Me sumergí en la escritura de ese relato con la misma metodología que un profesional: pasé horas navegando por internet, recabando testimonios de torturados y torturadores, de asociaciones de víctimas; haciendo acopio, en suma, de todo aquello que me ayudara a escribir el relato. Estaba tan obsesionados que apenas podía prestar atención a nada que no tuviera que ver con él.

Terminé el cuento. El primer título que se me ocurrió, fue Pura mierda (si leéis el relato entenderéis por qué), pero un amigo argentino al que se lo di a leer me lo quitó de la cabeza, aunque debo admitir que opuse mucha resistencia, porque había tenido en mente ese título casi antes de empezar a escribirlo. El caso es que estaba tan eufórico con el resultado que lo envié al Certámen Internacional NH Relatos, por entonces uno de los concurso de relatos de mayor dotación y prestigio, no en vano lo habían ganado escritores de valía contrastada.

Un día, la secretaria de la empresa de estampados en la que yo trabajaba, bajó del despacho y me dijo que tenía una llamada. Era Pilar. Había llegado a casa y escuchado en el contestador automático la voz de un tipo que anunciaba que mi relato había quedado finalista. Teníamos dos billetes de avion a Madrid pagados, estancia en hotel, y cena con menú de Ferran Adrià en el Casino de Madrid, donde se haría público el fallo del jurado.

Paseando por las calles de un Madrid invernal, no miento si digo que seguramente fueron los dos días más felices y excitantes que hemos vivido Pilar y yo. Dos años más tardes volví a quedar finalista con un relato titulado Ucronía, y aunque fue una experiencia extraordinaria, no fue comparable a la primera vez.


Aquí os dejo el relato.


¿Quién regará los rosales?


¿Recuerdas el día que lo descubrí? Tú y yo estábamos juntos, aquí, en esta misma habitación, disponiendo la cena sobre la mesa, que esa noche, fieles al orden escrupuloso que establecimos antes de compartir el piso de estudiantes, me tocaba preparar a mí. Ya cenando, seguimos muy atentos la entrevista que Julio Pernás le realizó, y en la que Ana, tan desconocida todavía, relató, pormenorizadamente, todas las salvajadas que padeció durante las seis semanas que estuvo retenida. Y cuando levantó la camisa, ¿lo recuerdas verdad?, cuando alzó la camisa y enseñó las quemaduras que los cigarrillos habían dejado en su piel, y seguidamente, sin pudor alguno, se desplazó a un lado el sostén y mostró a la cámara el seno sin pezón, tú dijiste: qué hijo de puta. Lo recuerdo perfectamente, te mordiste el labio con rabia y pronunciaste entre dientes, como si lanzaras un bufido en el que se concentraba todo el desprecio que te cabía dentro: menudo hijo de puta. Y entonces yo repetí lo mismo: qué hijo de puta, lejos de sospechar la importancia que tendría en mi vida lo que aquella mujer había de relatar al país entero.

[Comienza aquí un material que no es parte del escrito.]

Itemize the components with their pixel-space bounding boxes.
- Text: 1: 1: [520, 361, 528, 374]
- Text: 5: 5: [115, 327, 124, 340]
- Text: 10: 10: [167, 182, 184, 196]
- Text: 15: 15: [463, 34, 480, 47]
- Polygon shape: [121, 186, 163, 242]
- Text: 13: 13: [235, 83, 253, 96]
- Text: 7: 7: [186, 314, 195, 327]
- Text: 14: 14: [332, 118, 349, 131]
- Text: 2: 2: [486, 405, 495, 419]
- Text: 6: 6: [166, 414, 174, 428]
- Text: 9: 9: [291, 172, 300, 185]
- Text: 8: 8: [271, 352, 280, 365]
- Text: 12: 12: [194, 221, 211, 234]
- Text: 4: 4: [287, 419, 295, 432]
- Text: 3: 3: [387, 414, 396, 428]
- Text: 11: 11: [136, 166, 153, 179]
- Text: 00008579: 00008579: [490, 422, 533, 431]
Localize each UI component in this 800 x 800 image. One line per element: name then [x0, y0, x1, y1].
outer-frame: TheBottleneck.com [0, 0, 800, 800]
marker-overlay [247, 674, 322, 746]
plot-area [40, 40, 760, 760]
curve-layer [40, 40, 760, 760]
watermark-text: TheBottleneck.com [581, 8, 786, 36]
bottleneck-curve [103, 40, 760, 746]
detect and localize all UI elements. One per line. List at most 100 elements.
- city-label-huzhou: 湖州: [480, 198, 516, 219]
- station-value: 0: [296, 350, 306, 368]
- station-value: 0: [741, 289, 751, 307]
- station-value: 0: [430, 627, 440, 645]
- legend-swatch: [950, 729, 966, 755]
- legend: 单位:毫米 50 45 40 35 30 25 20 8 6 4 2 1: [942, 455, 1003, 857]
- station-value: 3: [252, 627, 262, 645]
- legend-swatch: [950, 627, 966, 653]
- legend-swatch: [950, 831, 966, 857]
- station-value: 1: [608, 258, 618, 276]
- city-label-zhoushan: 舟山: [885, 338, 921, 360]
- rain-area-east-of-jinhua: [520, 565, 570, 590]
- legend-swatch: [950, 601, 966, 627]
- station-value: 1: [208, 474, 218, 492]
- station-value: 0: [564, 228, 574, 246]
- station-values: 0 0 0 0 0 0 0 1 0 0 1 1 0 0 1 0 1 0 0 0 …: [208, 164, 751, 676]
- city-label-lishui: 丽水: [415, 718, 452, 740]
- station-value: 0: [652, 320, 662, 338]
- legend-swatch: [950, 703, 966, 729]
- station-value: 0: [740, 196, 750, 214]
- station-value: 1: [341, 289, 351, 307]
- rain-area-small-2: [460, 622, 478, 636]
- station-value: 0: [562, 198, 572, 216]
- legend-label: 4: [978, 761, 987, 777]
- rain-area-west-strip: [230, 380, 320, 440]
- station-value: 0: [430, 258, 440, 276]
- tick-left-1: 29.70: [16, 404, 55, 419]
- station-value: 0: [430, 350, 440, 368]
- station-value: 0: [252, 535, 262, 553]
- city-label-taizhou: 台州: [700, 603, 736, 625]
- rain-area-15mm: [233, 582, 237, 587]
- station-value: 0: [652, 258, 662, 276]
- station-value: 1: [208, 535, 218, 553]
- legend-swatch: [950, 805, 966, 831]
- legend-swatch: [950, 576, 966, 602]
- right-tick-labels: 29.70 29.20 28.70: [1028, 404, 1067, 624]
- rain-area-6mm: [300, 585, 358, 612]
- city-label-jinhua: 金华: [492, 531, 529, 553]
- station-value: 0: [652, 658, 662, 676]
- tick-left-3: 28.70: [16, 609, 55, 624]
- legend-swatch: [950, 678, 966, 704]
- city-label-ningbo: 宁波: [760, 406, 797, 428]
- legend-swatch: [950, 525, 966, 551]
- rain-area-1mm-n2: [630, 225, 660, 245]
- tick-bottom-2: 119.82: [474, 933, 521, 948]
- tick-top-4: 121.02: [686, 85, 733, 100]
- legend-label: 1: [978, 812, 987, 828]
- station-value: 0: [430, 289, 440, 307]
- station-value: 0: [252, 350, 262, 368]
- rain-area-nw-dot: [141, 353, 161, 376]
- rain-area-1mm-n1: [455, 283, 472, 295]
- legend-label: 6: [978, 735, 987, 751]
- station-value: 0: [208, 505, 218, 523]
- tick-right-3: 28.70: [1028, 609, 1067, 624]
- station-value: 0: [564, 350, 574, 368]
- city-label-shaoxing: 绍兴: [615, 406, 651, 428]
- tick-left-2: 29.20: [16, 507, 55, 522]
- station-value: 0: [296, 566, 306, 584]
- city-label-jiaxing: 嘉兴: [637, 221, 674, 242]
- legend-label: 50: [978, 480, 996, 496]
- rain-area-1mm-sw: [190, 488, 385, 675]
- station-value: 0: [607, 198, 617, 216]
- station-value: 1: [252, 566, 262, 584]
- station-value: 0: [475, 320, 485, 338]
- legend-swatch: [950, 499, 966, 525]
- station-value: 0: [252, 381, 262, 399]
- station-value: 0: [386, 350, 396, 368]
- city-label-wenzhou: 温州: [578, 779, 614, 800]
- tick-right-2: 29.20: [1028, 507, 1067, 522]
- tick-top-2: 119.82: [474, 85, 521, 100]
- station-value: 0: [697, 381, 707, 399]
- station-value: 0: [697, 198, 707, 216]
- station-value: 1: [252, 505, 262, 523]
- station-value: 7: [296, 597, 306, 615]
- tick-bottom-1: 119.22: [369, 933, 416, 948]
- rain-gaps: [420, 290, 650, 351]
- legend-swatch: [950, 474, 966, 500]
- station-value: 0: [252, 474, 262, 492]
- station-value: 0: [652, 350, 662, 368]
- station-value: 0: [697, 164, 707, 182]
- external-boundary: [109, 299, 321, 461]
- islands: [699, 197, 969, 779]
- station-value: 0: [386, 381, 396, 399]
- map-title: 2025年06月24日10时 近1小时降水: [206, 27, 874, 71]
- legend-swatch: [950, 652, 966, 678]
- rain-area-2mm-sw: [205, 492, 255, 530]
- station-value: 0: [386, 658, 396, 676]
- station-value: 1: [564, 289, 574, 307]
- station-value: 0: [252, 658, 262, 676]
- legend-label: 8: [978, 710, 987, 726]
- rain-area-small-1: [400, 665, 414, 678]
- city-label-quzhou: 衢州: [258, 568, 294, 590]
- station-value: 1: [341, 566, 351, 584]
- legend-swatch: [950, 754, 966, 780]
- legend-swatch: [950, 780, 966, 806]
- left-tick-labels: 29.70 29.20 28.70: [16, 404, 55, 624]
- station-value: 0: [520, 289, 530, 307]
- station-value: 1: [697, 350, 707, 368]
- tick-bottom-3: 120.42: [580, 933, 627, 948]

De nuevo he de hurgar en el pasado para hallar el principio de todo, una frase intrascendente que por algún motivo quedó presa en mi conciencia y en la de Ana simultáneamente. Sucedió años atrás, siendo niño, quince años antes de presenciar la entrevista en televisión. Transcurrían las primeras semanas del golpe, mi madre y yo regresábamos a casa del colegio, mamá me sujetaba de la mano y tiraba de mí cada vez que me quedaba rezagado, contemplando los escaparates de la Avenida Guzmán, rebosante de tiendas y bordeada de innumerables álamos, cuyas sombras, como arrojadas con descuido, se proyectaban sobre la acera y yo jugaba a sortearlas con torpes saltos cuando conseguía zafarme de mamá. Y allí lo vi, ocupando gran parte del aparador de la juguetería Almán, discurriendo con apacible ritmo por entre pequeñísimos árboles y diminutas figuras humanas, desapareciendo breve tiempo en el interior de una montaña de cartón piedra para aparecer de nuevo frente a mí, que lo contemplaba maravillado al otro lado del escaparate, adherido al cristal, como sumido en un trance, desoyendo las advertencias de mi madre, y demorando el regreso a casa hasta no obtener de ella la promesa de comprarme ese tren. Mamá, muy enojada, me apremiaba a marchar de allí, y como no le hiciera caso (ya en sus visitas a la universidad conociste las monótonas letanías en las que evocaba mi propensión a la indisciplina), paralizado como estaba delante del aparador, me apartó de él agarrándome por cuello del jersey, y me sacó de la Avenida Guzmán a empellones, antes de que padeciera uno de sus frecuentes ataques asmáticos, o bien cayera sobre la ciudad el toque de queda.


Recuerdo que las tanquetas habían desaparecido ya de las calles, sustituidas en menor número por coches celulares. La Junta Militar de Garrido, encauzados ya los primeros días de incertidumbre, y aplastado algún brote de tibia oposición, gobernaba el país con pulso férreo, si bien todavía estaba lejos de alcanzar la infinita brutalidad de la que sería capaz. Se conoce que fue por entonces cuando comenzaron los secuestros y las desapariciones.


Ni siquiera dejaron que nos vistiéramos, dijo la mujer al presentador tapándose de nuevo el pecho. El periodista Julio Pernás, azorado aún por la visión del pezón cercenado, conservó sin embargo la compostura ante la cámara, y preguntó a Ana si los militares guardaban motivos para sospechar de ella y su marido, si existía un pretexto válido para que los sacaran de casa de madrugada y los trasladaran a las dependencias policiales. Ana no ocultó su enojo ante la pregunta y lanzó una mirada iracunda al presentador, porque fue la misma que durante años había de formularse gran parte del país para justificar tanto horror, y disculpar así la tácita pasividad que muchos demostraron frente a los secuestros y crímenes. Si te arrestaban debían tener un motivo, de tal forma pretextaron las represiones y el ensañamiento que procuraron a los detenidos. Como si existiera una línea a partir de la cual las torturas y las degradaciones tuvieran justificación, y aún fueran necesarias para el correcto funcionamiento del orden impuesto.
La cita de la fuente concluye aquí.